We detected a 4 σ source at both frequencies, at a position marginally consistent with the known optical co-ordinates of the system. The measured flux densities were 53 ± 13 microJy/beam at 5.5 GHz and 64 ± 15 microJy/beam at 9.0 GHz, implying a spectral index of 0.4 ± 0.7.

Our best source position, from a 5.5 σ detection made when combining both frequency bands via multi-frequency synthesis, is
RA (J2000) = 16:12:43.059 ± 0.015 s (0.218 arcsec)
Dec (J2000) = -52:25:23.203 ± 0.501 arcsec

While this radio source is offset by 0.58 arcseconds from the nominal optical position of the X-ray binary (Grindlay & Liller 1978; J2000 RA 16:12:43, Dec -52:25:23), our uncertainties overlap the optical error circle of radius 0.5 arcseconds. Definitive confirmation of the association would require either a recent, accurate optical position, or detection of radio variability.

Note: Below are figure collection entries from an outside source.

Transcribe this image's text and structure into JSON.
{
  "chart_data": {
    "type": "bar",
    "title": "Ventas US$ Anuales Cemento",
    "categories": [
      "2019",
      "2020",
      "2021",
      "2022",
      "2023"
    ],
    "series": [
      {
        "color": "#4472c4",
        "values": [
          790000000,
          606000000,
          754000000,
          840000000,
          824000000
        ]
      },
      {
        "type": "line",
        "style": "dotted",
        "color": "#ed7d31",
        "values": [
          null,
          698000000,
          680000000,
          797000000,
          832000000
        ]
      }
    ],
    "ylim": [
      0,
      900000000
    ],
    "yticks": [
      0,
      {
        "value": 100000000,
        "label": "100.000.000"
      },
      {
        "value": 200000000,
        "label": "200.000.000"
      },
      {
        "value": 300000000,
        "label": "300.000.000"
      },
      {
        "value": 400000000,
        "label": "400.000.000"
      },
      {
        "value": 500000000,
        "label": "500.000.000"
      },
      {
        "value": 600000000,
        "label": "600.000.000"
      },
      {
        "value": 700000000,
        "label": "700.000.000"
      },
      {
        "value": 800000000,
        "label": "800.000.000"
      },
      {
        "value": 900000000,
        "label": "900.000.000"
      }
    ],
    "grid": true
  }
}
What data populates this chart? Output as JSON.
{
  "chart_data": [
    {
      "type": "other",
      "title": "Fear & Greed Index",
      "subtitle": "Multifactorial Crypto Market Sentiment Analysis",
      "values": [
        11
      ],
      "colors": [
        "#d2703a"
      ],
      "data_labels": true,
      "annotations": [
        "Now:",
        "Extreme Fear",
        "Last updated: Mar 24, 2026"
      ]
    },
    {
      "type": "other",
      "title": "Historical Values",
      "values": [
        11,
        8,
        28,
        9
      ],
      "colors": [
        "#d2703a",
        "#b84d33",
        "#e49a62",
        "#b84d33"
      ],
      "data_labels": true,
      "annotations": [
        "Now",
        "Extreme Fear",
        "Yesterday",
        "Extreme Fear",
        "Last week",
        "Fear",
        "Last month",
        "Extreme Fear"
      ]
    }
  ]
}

At the time of the radio observations, MAXI X-ray monitoring placed the source in the soft (banana) state with a 2-10 keV flux of 1.1 x 10^-8 erg cm^-2 s^-1 and a spectrum that could be fit well (reduced χ² of 0.99 for 17 d.o.f.) with a simple absorbed diskbb component with temperature kT = 2.0 ± 0.5. Should this source be the radio counterpart to 4U1608-52, it would be similar to 4U1820-30 and Ser X-1 in showing radio emission during a soft state (Migliari et al. 2004). The slightly inverted radio spectral index, similar to that seen during outbursts of MXB 1730-335 (Moore et al. 2000) and Aql X-1 (Miller-Jones et al. 2010), is inconsistent with transient, optically thin emission ejected at a state transition, and more likely to arise from a compact jet.

Further multi-wavelength monitoring of this outburst is encouraged.

We thank ATNF staff for the rapid response to our target-of-opportunity observing request.